What is recall (in binary classification)
Recall is a metric that measures the proportion of positive cases that the model identified correctly. In other words, compared to the number of patients who have diabetes, how many did the model predict to have diabetes?
The formula for recall is:
TP ÷ (TP+FN)
Another name for recall is the true positive rate (TPR), and there’s an equivalent metric called the false positive rate (FPR) that is calculated as FP÷(FP+TN).
What is precision (in binary classification)
Precision is a similar metric to recall, but measures the proportion of predicted positive cases where the true label is actually positive. In other words, what proportion of the patients predicted by the model to have diabetes actually have diabetes?
The formula for precision is:
TP ÷ (TP+FP)
What is F1 Score (in binary classification)
F1-score is an overall metric that combined recall and precision. The formula for F1-score is:
(2 x Precision x Recall) ÷ (Precision + Recall)
what is Area Under the Curve (AUC) ( in binary classification)
TPR and FPR are often used to evaluate a model by plotting a received operator characteristic (ROC) curve that compares the TPR and FPR for every possible threshold value between 0.0 and 1.0:
The ROC curve for a perfect model would go straight up the TPR axis on the left and then across the FPR axis at the top.
What is multiclass classfication?
Multiclass classification is used to predict to which of multiple possible classes an observation belongs. As a supervised machine learning technique, it follows the same iterative train, validate, and evaluate process as regression and binary classification in which a subset of the training data is held back to validate the trained model.
What are some of the multiclass classification model algorthims?

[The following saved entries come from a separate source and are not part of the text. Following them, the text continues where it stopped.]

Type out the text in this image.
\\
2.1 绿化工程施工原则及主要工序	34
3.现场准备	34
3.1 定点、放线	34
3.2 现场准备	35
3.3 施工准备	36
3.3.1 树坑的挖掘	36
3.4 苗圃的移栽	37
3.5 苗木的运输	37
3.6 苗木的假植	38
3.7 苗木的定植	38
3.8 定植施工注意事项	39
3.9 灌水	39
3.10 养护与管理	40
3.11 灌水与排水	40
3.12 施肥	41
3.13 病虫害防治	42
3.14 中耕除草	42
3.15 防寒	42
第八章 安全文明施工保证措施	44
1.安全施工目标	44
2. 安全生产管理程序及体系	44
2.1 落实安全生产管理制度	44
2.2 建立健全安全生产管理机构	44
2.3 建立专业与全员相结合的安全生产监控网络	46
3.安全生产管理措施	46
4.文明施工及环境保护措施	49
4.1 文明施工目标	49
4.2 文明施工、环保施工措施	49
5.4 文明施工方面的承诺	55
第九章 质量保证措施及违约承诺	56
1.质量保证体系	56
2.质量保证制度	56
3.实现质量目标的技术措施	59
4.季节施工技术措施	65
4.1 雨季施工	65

To train a multiclass classification model, we need to use an algorithm to fit the training data to a function that calculates a probability value for each possible class. There are two kinds of algorithm you can use to do this:
One-vs-Rest (OvR) algorithms
Multinomial algorithms
What is One-vs-Rest (OvR) algorithms?
One-vs-Rest algorithms train a binary classification function for each class, each calculating the probability that the observation is an example of the target class. Each function calculates the probability of the observation being a specific class compared to any other class.
f0(x) = P(y=0 | x)
f1(x) = P(y=1 | x)
f2(x) = P(y=2 | x)
Each algorithm produces a sigmoid function that calculates a probability value between 0.0 and 1.0. A model trained using this kind of algorithm predicts the class for the function that produces the highest probability output.
What are multinomial algorithms?
Multinomial Algorithms creates a single function that returns a multi-valued output. The output is a vector (an array of values) that contains the probability distribution for all possible classes - with a probability score for each class which when totaled add up to 1.0:
f(x) =[P(y=0|x), P(y=1|x), P(y=2|x)]
An example of this kind of function is a softmax function, which could produce an output like the following example:
[0.2, 0.3, 0.5]
The elements in the vector represent the probabilities for classes 0, 1, and 2 respectively; so in this case, the class with the highest probability is 2.